Desa Selakau Tua (lp2m.iainptk.ac.id) Rabu, 28 Agustus 2024 – Mahasiswa Kuliah Kerja Lapangan (KKL) kelompok 40 dari IAIN Pontianak mendapatkan pemahaman mendalam mengenai makna kain kuning dalam budaya saprahan Melayu di Desa Selakau Tua, Kecamatan Selakau Timur, Kabupaten Sambas. Kain kuning, yang memiliki arti penting dalam tradisi saprahan, mencerminkan nilai-nilai budaya dan kepercayaan masyarakat Melayu Sambas.

Saprahan adalah tradisi menghidangkan makanan secara lesehan di atas kain, yang menjadi bagian penting dari kehidupan sehari-hari masyarakat Sambas, terutama dalam acara adat seperti pernikahan, khataman, dan syukuran. Kain kuning dipilih sebagai alas dalam saprahan bukan hanya karena estetika, tetapi juga karena makna yang mendalam. 

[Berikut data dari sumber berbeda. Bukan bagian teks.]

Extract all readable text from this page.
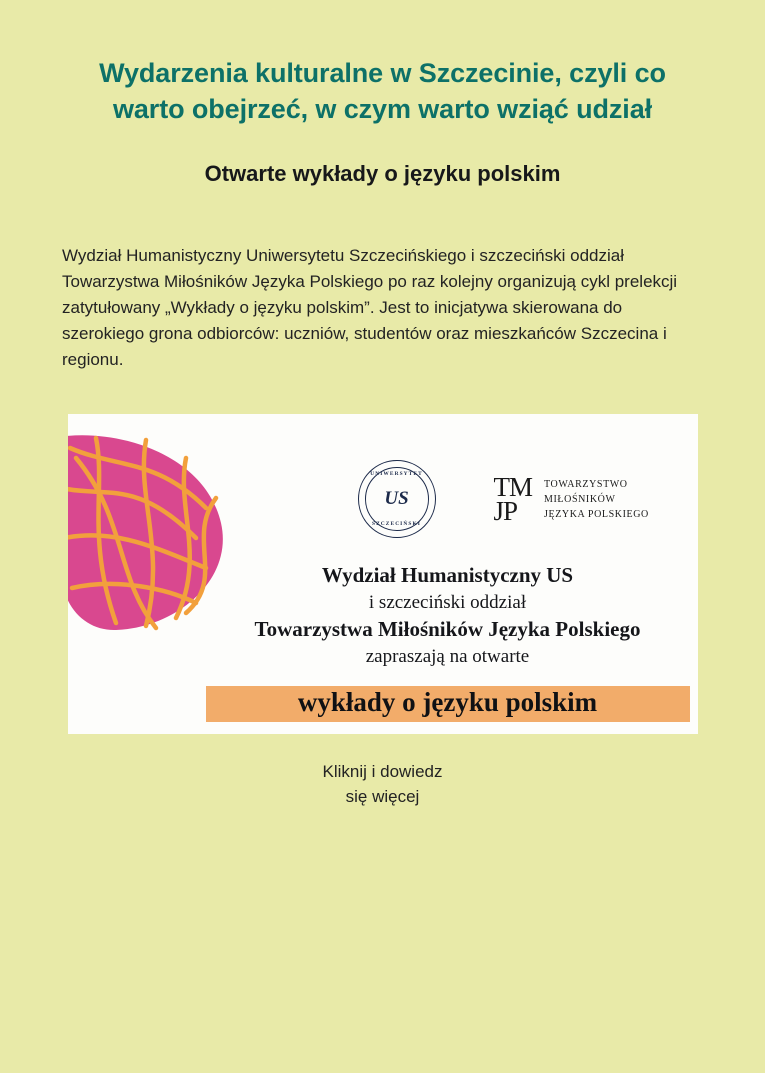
Wydarzenia kulturalne w Szczecinie, czyli co warto obejrzeć, w czym warto wziąć udział
Otwarte wykłady o języku polskim

Wydział Humanistyczny Uniwersytetu Szczecińskiego i szczeciński oddział Towarzystwa Miłośników Języka Polskiego po raz kolejny organizują cykl prelekcji zatytułowany „Wykłady o języku polskim”. Jest to inicjatywa skierowana do szerokiego grona odbiorców: uczniów, studentów oraz mieszkańców Szczecina i regionu.

UNIWERSYTET
US
SZCZECIŃSKI
TM
JP
TOWARZYSTWO
MIŁOŚNIKÓW
JĘZYKA POLSKIEGO
Wydział Humanistyczny US
i szczeciński oddział
Towarzystwa Miłośników Języka Polskiego
zapraszają na otwarte
wykłady o języku polskim
Kliknij i dowiedz
się więcej
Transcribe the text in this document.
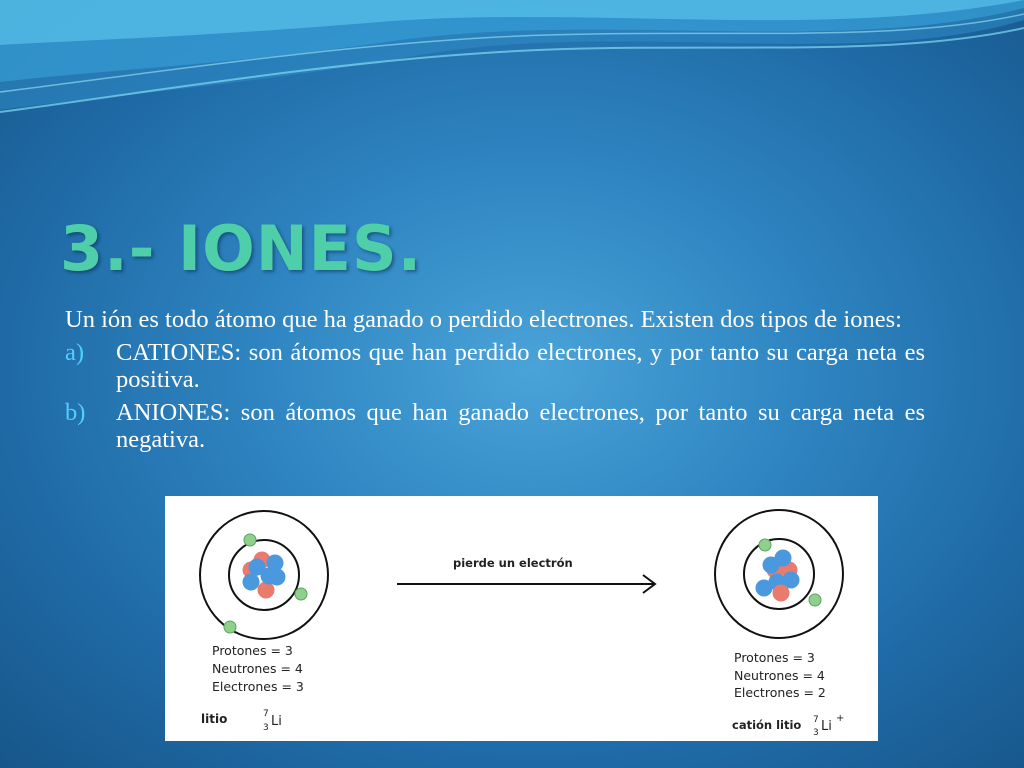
3.- IONES.

Un ión es todo átomo que ha ganado o perdido electrones. Existen dos tipos de iones:

a)	CATIONES: son átomos que han perdido electrones, y por tanto su carga neta es positiva.
b)	ANIONES: son átomos que han ganado electrones, por tanto su carga neta es negativa.
Protones = 3
Neutrones = 4
Electrones = 3
litio	7
3 Li
pierde un electrón
Protones = 3
Neutrones = 4
Electrones = 2
catión litio 7
3 Li
+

Norhan, seorang tokoh masyarakat setempat, menjelaskan bahwa warna kuning melambangkan keagungan dan kemakmuran. "Kain kuning itu melambangkan kerajaan Sambas karena Kerajaan Melayu Sambas identik dengan warna kuning," ujar Norhan. 

Warna ini dipercaya membawa berkah dan rezeki bagi keluarga yang menyelenggarakan acara. Selain itu, dari sisi praktis, kain kuning dipilih karena noda dari makanan atau minuman yang tertumpah tidak akan terlalu terlihat, menjaga keindahan tampilan saprahan.

Penggunaan kain kuning juga memiliki makna simbolik sebagai lambang persatuan dan kekeluargaan. Ketika seluruh anggota keluarga dan tamu undangan duduk bersama di atas satu kain kuning, mereka menyatu dalam satu ikatan yang kuat, mempererat hubungan kekeluargaan.

Namun, seiring dengan perkembangan zaman, tradisi saprahan dengan kain kuning mulai mengalami pergeseran. Banyak masyarakat yang kini lebih memilih menggunakan taplak meja bermotif batik atau plastik. Meskipun demikian, generasi muda di Sambas, termasuk mahasiswa KKL, berusaha melestarikan nilai-nilai yang terkandung dalam kain kuning sebagai bagian dari warisan budaya.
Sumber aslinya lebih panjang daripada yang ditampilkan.